Managing Risk & Building Trust
How do you mitigate the risk of introducing AI that may rely on flawed or incomplete data, especially when credibility is essential for a small contractor?
- Conduct rigorous data audits before model training.
- Use ensemble methods to cross-check outputs.
- Set clear performance benchmarks and validate results with clients.
What role does transparency play in building trust with clients when AI/ML recommendations are involved?
Transparency builds confidence by explaining how data drives recommendations, admitting uncertainties, and sharing validation steps.

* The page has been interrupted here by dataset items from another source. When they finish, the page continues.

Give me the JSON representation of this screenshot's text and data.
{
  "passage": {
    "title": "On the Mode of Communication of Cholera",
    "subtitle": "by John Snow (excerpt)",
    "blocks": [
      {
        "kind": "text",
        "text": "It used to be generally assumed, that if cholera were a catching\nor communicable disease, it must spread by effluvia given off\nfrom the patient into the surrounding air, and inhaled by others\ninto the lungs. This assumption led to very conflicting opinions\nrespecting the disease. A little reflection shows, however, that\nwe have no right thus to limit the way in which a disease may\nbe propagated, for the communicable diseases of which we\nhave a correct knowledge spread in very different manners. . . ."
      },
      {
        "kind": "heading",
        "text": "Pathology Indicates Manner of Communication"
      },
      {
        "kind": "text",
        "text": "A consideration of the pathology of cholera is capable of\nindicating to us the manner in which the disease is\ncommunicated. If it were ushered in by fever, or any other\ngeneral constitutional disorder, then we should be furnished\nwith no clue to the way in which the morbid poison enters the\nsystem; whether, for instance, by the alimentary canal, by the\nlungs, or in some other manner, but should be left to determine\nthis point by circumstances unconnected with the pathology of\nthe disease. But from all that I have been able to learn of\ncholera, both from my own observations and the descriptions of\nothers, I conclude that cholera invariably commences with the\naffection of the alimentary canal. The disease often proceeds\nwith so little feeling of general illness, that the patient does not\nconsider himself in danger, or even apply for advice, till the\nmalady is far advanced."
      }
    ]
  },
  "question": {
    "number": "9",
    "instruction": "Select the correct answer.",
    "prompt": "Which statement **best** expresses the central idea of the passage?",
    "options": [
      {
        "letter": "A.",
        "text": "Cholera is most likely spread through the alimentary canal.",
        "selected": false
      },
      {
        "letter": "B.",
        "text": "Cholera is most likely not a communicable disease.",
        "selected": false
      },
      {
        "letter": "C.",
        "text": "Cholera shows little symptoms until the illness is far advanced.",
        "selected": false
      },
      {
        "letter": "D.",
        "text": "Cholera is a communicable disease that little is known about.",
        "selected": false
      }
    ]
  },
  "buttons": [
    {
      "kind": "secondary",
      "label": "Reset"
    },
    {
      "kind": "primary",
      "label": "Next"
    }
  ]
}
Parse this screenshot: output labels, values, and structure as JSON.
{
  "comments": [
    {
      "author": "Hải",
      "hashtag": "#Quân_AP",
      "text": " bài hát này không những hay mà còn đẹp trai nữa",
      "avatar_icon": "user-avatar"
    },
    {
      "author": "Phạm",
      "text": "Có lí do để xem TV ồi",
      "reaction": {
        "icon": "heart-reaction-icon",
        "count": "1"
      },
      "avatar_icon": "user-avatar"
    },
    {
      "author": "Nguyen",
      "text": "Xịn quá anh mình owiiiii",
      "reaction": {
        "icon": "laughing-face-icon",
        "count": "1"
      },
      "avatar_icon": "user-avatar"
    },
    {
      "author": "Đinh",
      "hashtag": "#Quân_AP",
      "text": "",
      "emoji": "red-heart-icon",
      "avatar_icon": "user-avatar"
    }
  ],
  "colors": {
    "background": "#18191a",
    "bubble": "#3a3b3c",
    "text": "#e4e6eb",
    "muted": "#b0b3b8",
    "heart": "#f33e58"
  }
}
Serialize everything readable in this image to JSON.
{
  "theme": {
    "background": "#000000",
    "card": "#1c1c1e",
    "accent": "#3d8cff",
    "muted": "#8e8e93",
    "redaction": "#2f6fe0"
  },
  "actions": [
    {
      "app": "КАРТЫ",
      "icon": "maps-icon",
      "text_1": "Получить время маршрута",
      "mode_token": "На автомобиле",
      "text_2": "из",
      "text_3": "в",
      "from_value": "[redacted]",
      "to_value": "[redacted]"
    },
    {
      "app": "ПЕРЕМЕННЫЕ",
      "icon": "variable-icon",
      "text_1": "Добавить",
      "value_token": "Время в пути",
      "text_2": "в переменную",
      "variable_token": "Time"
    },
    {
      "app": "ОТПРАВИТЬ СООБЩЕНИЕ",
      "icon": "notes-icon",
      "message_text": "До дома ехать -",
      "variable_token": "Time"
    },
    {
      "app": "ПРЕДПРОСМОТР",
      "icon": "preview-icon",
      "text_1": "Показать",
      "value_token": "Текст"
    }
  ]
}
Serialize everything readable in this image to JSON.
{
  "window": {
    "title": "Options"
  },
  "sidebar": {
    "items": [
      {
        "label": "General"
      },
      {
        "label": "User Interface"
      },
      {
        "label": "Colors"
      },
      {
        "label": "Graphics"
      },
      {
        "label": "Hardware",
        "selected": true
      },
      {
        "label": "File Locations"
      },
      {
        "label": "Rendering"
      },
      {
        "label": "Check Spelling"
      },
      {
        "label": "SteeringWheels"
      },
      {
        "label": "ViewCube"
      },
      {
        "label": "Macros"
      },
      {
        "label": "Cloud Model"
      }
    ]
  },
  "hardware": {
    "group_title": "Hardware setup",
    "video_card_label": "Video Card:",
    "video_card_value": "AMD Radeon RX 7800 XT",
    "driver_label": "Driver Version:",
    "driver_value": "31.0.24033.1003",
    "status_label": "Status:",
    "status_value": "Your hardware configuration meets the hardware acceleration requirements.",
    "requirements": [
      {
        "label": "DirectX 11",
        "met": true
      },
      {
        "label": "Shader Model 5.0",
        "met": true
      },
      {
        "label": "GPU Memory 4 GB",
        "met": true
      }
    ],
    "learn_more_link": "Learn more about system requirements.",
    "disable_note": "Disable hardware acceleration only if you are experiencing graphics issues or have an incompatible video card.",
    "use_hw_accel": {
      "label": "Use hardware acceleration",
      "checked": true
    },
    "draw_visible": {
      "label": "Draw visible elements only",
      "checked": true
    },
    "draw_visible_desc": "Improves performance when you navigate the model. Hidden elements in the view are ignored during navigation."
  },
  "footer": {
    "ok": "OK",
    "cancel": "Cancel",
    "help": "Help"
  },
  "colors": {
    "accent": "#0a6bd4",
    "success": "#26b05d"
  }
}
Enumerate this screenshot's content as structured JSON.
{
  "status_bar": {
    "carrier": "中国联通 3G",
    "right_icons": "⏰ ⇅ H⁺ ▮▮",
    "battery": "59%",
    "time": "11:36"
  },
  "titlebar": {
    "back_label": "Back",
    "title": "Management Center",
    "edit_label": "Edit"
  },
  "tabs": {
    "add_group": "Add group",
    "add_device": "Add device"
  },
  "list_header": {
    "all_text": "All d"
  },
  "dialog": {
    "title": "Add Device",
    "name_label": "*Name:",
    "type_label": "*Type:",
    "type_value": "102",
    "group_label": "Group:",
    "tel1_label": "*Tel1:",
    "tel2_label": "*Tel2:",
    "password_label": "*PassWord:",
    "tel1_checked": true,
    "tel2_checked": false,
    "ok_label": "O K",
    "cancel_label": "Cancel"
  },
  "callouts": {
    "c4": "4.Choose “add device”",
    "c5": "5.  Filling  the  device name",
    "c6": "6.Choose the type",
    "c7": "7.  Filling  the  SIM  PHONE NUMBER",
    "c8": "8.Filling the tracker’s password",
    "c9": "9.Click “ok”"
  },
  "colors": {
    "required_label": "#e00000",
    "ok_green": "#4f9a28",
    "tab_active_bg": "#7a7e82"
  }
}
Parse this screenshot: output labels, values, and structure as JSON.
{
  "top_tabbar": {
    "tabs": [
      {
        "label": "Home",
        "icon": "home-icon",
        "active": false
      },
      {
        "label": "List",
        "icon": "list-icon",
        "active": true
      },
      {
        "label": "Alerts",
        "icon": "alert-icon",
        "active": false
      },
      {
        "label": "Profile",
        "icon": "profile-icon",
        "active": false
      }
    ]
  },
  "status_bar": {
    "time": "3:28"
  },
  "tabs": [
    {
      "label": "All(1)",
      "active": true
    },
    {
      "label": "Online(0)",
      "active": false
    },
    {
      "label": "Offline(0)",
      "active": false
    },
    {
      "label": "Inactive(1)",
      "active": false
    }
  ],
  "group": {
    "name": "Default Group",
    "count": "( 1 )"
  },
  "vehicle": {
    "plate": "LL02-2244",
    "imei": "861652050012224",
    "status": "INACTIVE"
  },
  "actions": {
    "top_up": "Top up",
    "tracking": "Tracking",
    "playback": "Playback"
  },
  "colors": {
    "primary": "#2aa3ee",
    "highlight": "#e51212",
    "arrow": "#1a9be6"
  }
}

Regular updates and clear visualizations help clients feel involved and informed.
What steps do you take to reduce the risk of AI hallucinations caused by poor data quality or gaps in training data?
- Preprocess data to fill gaps or remove noise.
- Use diverse datasets and cross-validation to ensure robustness.
- Implement guardrails like confidence thresholds to flag uncertain outputs.
Forward Look
What do you see as the next major shift in the evolution of AI over the next 3–5 years?
AI will move toward more autonomous, context-aware systems, with greater emphasis on ethical frameworks and real-time adaptability, driven by advances in multimodal models and edge computing.
What role will public-private partnerships and academic collaboration play in shaping the future of trustworthy, data-driven AI?
They’ll accelerate innovation by sharing resources, standardizing data ethics, and creating open datasets. Collaborations will bridge gaps between theory and practical deployment, ensuring AI is reliable and inclusive.
In your opinion, what will separate the leaders from the followers in the race to scalable, impactful AI?
Leaders will prioritize:
- Ethical AI with transparent governance.
- Scalable data pipelines with built-in quality checks.
- User-centric design for broader adoption.
If you could invest in one area of AI or data infrastructure right now to prepare for the future, what would it be and why?
Data governance tools—because high-quality, secure, and compliant data is the backbone of trustworthy AI. Investing here ensures scalability and reduces risks as regulations tighten.
What do you hope we’re no longer talking about when it comes to AI and data quality five years from now?
Basic data cleaning issues like duplicates or missing values. I hope automated, standardized pipelines make these non-issues, letting us focus on advanced challenges like bias mitigation and real-time data integrity.